Een van de gekste in zijn soort was dan toch wel Aart, de bulderende broodjeskok van Café Bax waar ik tussen 2007 en 2013 werkte. Aart was een geniale gek, zoals veel koks. Die was beroemd en berucht in Oud West. Beroemd omdat hij vreselijk goed was in zijn werk. Ik keek wel eens met hem mee hoe hij zijn broodjes maakte en daar heb ik tot de dag van vandaag profijt van. Van Aart heb ik echt de perfecte uitsmijter leren bakken. Met roomboter op laag vuur zodat je er een mooi bruin randje omheen krijgt. Mensen kwamen van heinde en verre voor een uitsmijter van die ouwe.

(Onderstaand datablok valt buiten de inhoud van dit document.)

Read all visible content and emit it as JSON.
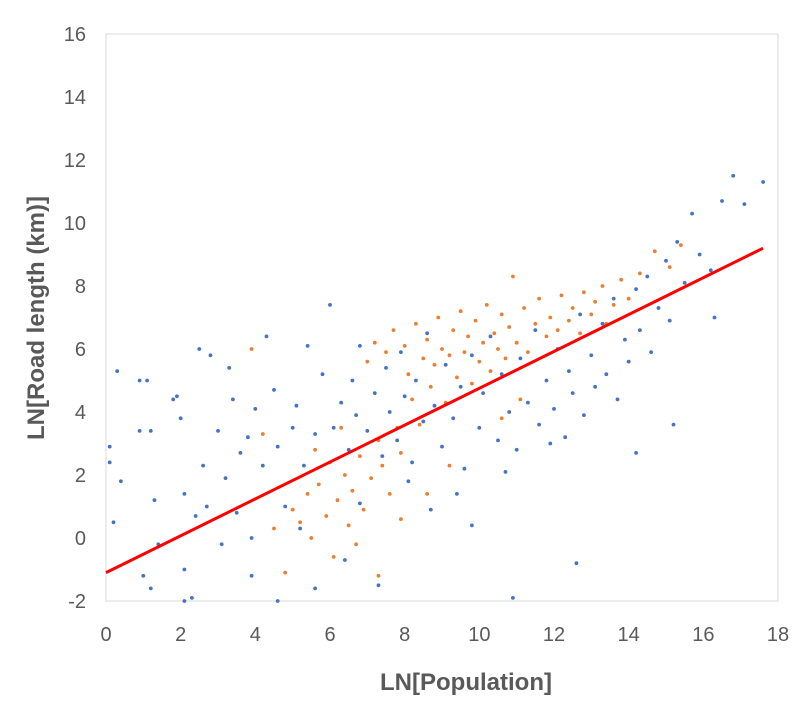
{
  "chart_data": {
    "type": "scatter",
    "title": "",
    "xlabel": "LN[Population]",
    "ylabel": "LN[Road length (km)]",
    "xlim": [
      0,
      18
    ],
    "ylim": [
      -2,
      16
    ],
    "x_ticks": [
      "0",
      "2",
      "4",
      "6",
      "8",
      "10",
      "12",
      "14",
      "16",
      "18"
    ],
    "y_ticks": [
      "-2",
      "0",
      "2",
      "4",
      "6",
      "8",
      "10",
      "12",
      "14",
      "16"
    ],
    "grid": false,
    "legend": "none",
    "colors": {
      "series_a": "#4472C4",
      "series_b": "#ED7D31",
      "fit_line": "#FF0000"
    },
    "series": [
      {
        "color": "#4472C4",
        "points": [
          [
            0.1,
            2.9
          ],
          [
            0.1,
            2.4
          ],
          [
            0.2,
            0.5
          ],
          [
            0.3,
            5.3
          ],
          [
            0.4,
            1.8
          ],
          [
            0.9,
            5.0
          ],
          [
            1.1,
            5.0
          ],
          [
            0.9,
            3.4
          ],
          [
            1.2,
            3.4
          ],
          [
            1.3,
            1.2
          ],
          [
            1.0,
            -1.2
          ],
          [
            1.2,
            -1.6
          ],
          [
            1.4,
            -0.2
          ],
          [
            1.8,
            4.4
          ],
          [
            1.9,
            4.5
          ],
          [
            2.0,
            3.8
          ],
          [
            2.1,
            1.4
          ],
          [
            2.1,
            -1.0
          ],
          [
            2.1,
            -2.0
          ],
          [
            2.3,
            -1.9
          ],
          [
            2.4,
            0.7
          ],
          [
            2.5,
            6.0
          ],
          [
            2.6,
            2.3
          ],
          [
            2.7,
            1.0
          ],
          [
            2.8,
            5.8
          ],
          [
            3.0,
            3.4
          ],
          [
            3.1,
            -0.2
          ],
          [
            3.2,
            1.9
          ],
          [
            3.3,
            5.4
          ],
          [
            3.4,
            4.4
          ],
          [
            3.5,
            0.8
          ],
          [
            3.6,
            2.7
          ],
          [
            3.8,
            3.2
          ],
          [
            3.9,
            0.0
          ],
          [
            4.0,
            4.1
          ],
          [
            4.2,
            2.3
          ],
          [
            4.3,
            6.4
          ],
          [
            4.5,
            4.7
          ],
          [
            4.6,
            2.9
          ],
          [
            4.8,
            1.0
          ],
          [
            5.0,
            3.5
          ],
          [
            5.1,
            4.2
          ],
          [
            5.3,
            2.3
          ],
          [
            5.4,
            6.1
          ],
          [
            5.6,
            3.3
          ],
          [
            5.8,
            5.2
          ],
          [
            6.0,
            7.4
          ],
          [
            6.1,
            3.5
          ],
          [
            6.3,
            4.3
          ],
          [
            6.5,
            2.8
          ],
          [
            6.6,
            5.0
          ],
          [
            6.7,
            3.9
          ],
          [
            6.8,
            6.1
          ],
          [
            7.0,
            3.4
          ],
          [
            7.2,
            4.6
          ],
          [
            7.4,
            2.6
          ],
          [
            7.5,
            5.4
          ],
          [
            7.6,
            4.0
          ],
          [
            7.8,
            3.1
          ],
          [
            7.9,
            5.9
          ],
          [
            8.0,
            4.5
          ],
          [
            8.2,
            2.4
          ],
          [
            8.3,
            5.0
          ],
          [
            8.5,
            3.7
          ],
          [
            8.6,
            6.5
          ],
          [
            8.8,
            4.2
          ],
          [
            9.0,
            2.9
          ],
          [
            9.1,
            5.5
          ],
          [
            9.3,
            3.8
          ],
          [
            9.5,
            4.8
          ],
          [
            9.6,
            2.2
          ],
          [
            9.8,
            5.8
          ],
          [
            10.0,
            3.5
          ],
          [
            10.1,
            4.6
          ],
          [
            10.3,
            6.4
          ],
          [
            10.5,
            3.1
          ],
          [
            10.6,
            5.2
          ],
          [
            10.8,
            4.0
          ],
          [
            11.0,
            2.8
          ],
          [
            11.1,
            5.7
          ],
          [
            11.3,
            4.3
          ],
          [
            11.5,
            6.6
          ],
          [
            11.6,
            3.6
          ],
          [
            11.8,
            5.0
          ],
          [
            12.0,
            4.1
          ],
          [
            12.1,
            6.0
          ],
          [
            12.3,
            3.2
          ],
          [
            12.4,
            5.3
          ],
          [
            12.5,
            4.6
          ],
          [
            12.7,
            7.1
          ],
          [
            12.8,
            3.9
          ],
          [
            13.0,
            5.8
          ],
          [
            13.1,
            4.8
          ],
          [
            13.3,
            6.8
          ],
          [
            13.4,
            5.2
          ],
          [
            13.6,
            7.6
          ],
          [
            13.7,
            4.4
          ],
          [
            13.9,
            6.3
          ],
          [
            14.0,
            5.6
          ],
          [
            14.2,
            7.9
          ],
          [
            14.3,
            6.6
          ],
          [
            14.5,
            8.3
          ],
          [
            14.6,
            5.9
          ],
          [
            14.8,
            7.3
          ],
          [
            15.0,
            8.8
          ],
          [
            15.1,
            6.9
          ],
          [
            15.3,
            9.4
          ],
          [
            15.5,
            8.1
          ],
          [
            15.7,
            10.3
          ],
          [
            15.9,
            9.0
          ],
          [
            16.2,
            8.5
          ],
          [
            16.5,
            10.7
          ],
          [
            16.8,
            11.5
          ],
          [
            17.1,
            10.6
          ],
          [
            17.6,
            11.3
          ],
          [
            16.3,
            7.0
          ],
          [
            15.2,
            3.6
          ],
          [
            14.2,
            2.7
          ],
          [
            12.6,
            -0.8
          ],
          [
            10.9,
            -1.9
          ],
          [
            9.8,
            0.4
          ],
          [
            8.7,
            0.9
          ],
          [
            7.3,
            -1.5
          ],
          [
            6.4,
            -0.7
          ],
          [
            5.6,
            -1.6
          ],
          [
            4.6,
            -2.0
          ],
          [
            3.9,
            -1.2
          ],
          [
            5.2,
            0.3
          ],
          [
            6.8,
            1.1
          ],
          [
            8.1,
            1.8
          ],
          [
            9.4,
            1.4
          ],
          [
            10.7,
            2.1
          ],
          [
            11.9,
            3.0
          ]
        ]
      },
      {
        "color": "#ED7D31",
        "points": [
          [
            3.9,
            6.0
          ],
          [
            4.2,
            3.3
          ],
          [
            4.5,
            0.3
          ],
          [
            4.8,
            -1.1
          ],
          [
            5.0,
            0.9
          ],
          [
            5.2,
            0.5
          ],
          [
            5.4,
            1.4
          ],
          [
            5.5,
            0.0
          ],
          [
            5.7,
            1.7
          ],
          [
            5.9,
            0.7
          ],
          [
            6.0,
            2.4
          ],
          [
            6.1,
            -0.6
          ],
          [
            6.2,
            1.2
          ],
          [
            6.4,
            2.0
          ],
          [
            6.5,
            0.4
          ],
          [
            6.6,
            1.5
          ],
          [
            6.8,
            2.6
          ],
          [
            6.9,
            0.9
          ],
          [
            7.0,
            5.6
          ],
          [
            7.1,
            1.9
          ],
          [
            7.2,
            6.2
          ],
          [
            7.3,
            3.1
          ],
          [
            7.4,
            2.3
          ],
          [
            7.5,
            5.9
          ],
          [
            7.6,
            1.4
          ],
          [
            7.7,
            6.6
          ],
          [
            7.8,
            3.5
          ],
          [
            7.9,
            2.7
          ],
          [
            8.0,
            6.1
          ],
          [
            8.1,
            5.2
          ],
          [
            8.2,
            4.4
          ],
          [
            8.3,
            6.8
          ],
          [
            8.4,
            3.6
          ],
          [
            8.5,
            5.7
          ],
          [
            8.6,
            6.3
          ],
          [
            8.7,
            4.8
          ],
          [
            8.8,
            5.5
          ],
          [
            8.9,
            7.0
          ],
          [
            9.0,
            6.0
          ],
          [
            9.1,
            4.3
          ],
          [
            9.2,
            5.8
          ],
          [
            9.3,
            6.6
          ],
          [
            9.4,
            5.1
          ],
          [
            9.5,
            7.2
          ],
          [
            9.6,
            5.9
          ],
          [
            9.7,
            6.4
          ],
          [
            9.8,
            4.9
          ],
          [
            9.9,
            6.9
          ],
          [
            10.0,
            5.6
          ],
          [
            10.1,
            6.2
          ],
          [
            10.2,
            7.4
          ],
          [
            10.3,
            5.3
          ],
          [
            10.4,
            6.5
          ],
          [
            10.5,
            6.0
          ],
          [
            10.6,
            7.1
          ],
          [
            10.7,
            5.7
          ],
          [
            10.8,
            6.7
          ],
          [
            10.9,
            8.3
          ],
          [
            11.0,
            6.2
          ],
          [
            11.2,
            7.3
          ],
          [
            11.3,
            5.9
          ],
          [
            11.5,
            6.8
          ],
          [
            11.6,
            7.6
          ],
          [
            11.8,
            6.4
          ],
          [
            11.9,
            7.0
          ],
          [
            12.1,
            6.6
          ],
          [
            12.2,
            7.7
          ],
          [
            12.4,
            6.9
          ],
          [
            12.5,
            7.3
          ],
          [
            12.7,
            6.5
          ],
          [
            12.8,
            7.8
          ],
          [
            13.0,
            7.1
          ],
          [
            13.1,
            7.5
          ],
          [
            13.3,
            8.0
          ],
          [
            13.4,
            6.8
          ],
          [
            13.6,
            7.4
          ],
          [
            13.8,
            8.2
          ],
          [
            14.0,
            7.6
          ],
          [
            14.3,
            8.4
          ],
          [
            14.7,
            9.1
          ],
          [
            15.1,
            8.6
          ],
          [
            15.4,
            9.3
          ],
          [
            9.2,
            2.3
          ],
          [
            8.6,
            1.4
          ],
          [
            7.9,
            0.6
          ],
          [
            7.3,
            -1.2
          ],
          [
            6.7,
            -0.2
          ],
          [
            10.6,
            3.8
          ],
          [
            11.1,
            4.4
          ],
          [
            6.3,
            3.5
          ],
          [
            5.6,
            2.8
          ]
        ]
      }
    ],
    "fit_line": {
      "x": [
        0,
        17.6
      ],
      "y": [
        -1.1,
        9.2
      ],
      "color": "#FF0000"
    }
  }
}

Maar hij was dus ook berucht omdat hij een bek als een roestig koksmes kon hebben. Als Aart je aardig vond dan kon hij grappig, vriendelijk, attent en gul zijn. En hij gaf daklozen gewoon vaak zomaar een tientje als hij zag dat ze honger hadden. Maar als ie je echt niet mocht was hij lomp, hard en vals en dan kwam het ook niet snel meer goed. Ik zat gelukkig in het eerste kamp. Of Aart je mocht dat hing ook een beetje samen met hoe je zijn wodka inschonk die hij na zijn werk als personeelsdrankje kreeg. Degene die zijn drankje te zuinig inschonk moest hard zijn of haar best doen om weer bij Aart in genade te vallen. ‘Die klootzak maakt godverdomme de bodem amper nat. Rod, als jij zo een biertje pakt, schenk me dan even fatsoenlijk bij’, bromde hij dan. Tegen de vrouw die zijn tonijnsalade te zuur vond: ‘Dan moet ze in de spiegel kijken, dan zal ze zien wat zuur is!’ schreeuwde hij dan uit de keuken. Hard genoeg zodat de mevrouw in kwestie het ook op het terras kon horen. Tegen een vervelende gast: ‘Als je nou niet oprot dan geef ik je zo’n klap op je bek dat je neus op achterhoofd staat!’ Tegen ongeduldige zeurders die vonden dat ze te lang op hun broodje moesten wachten: ”Die is nog bang dat ie te laat op z’n eigen begrafenis komt! Nou, ik zal ‘m helpen!” En nog een Aart-klassieker: ”Jij wordt nooit zo oud als je eruit ziet!”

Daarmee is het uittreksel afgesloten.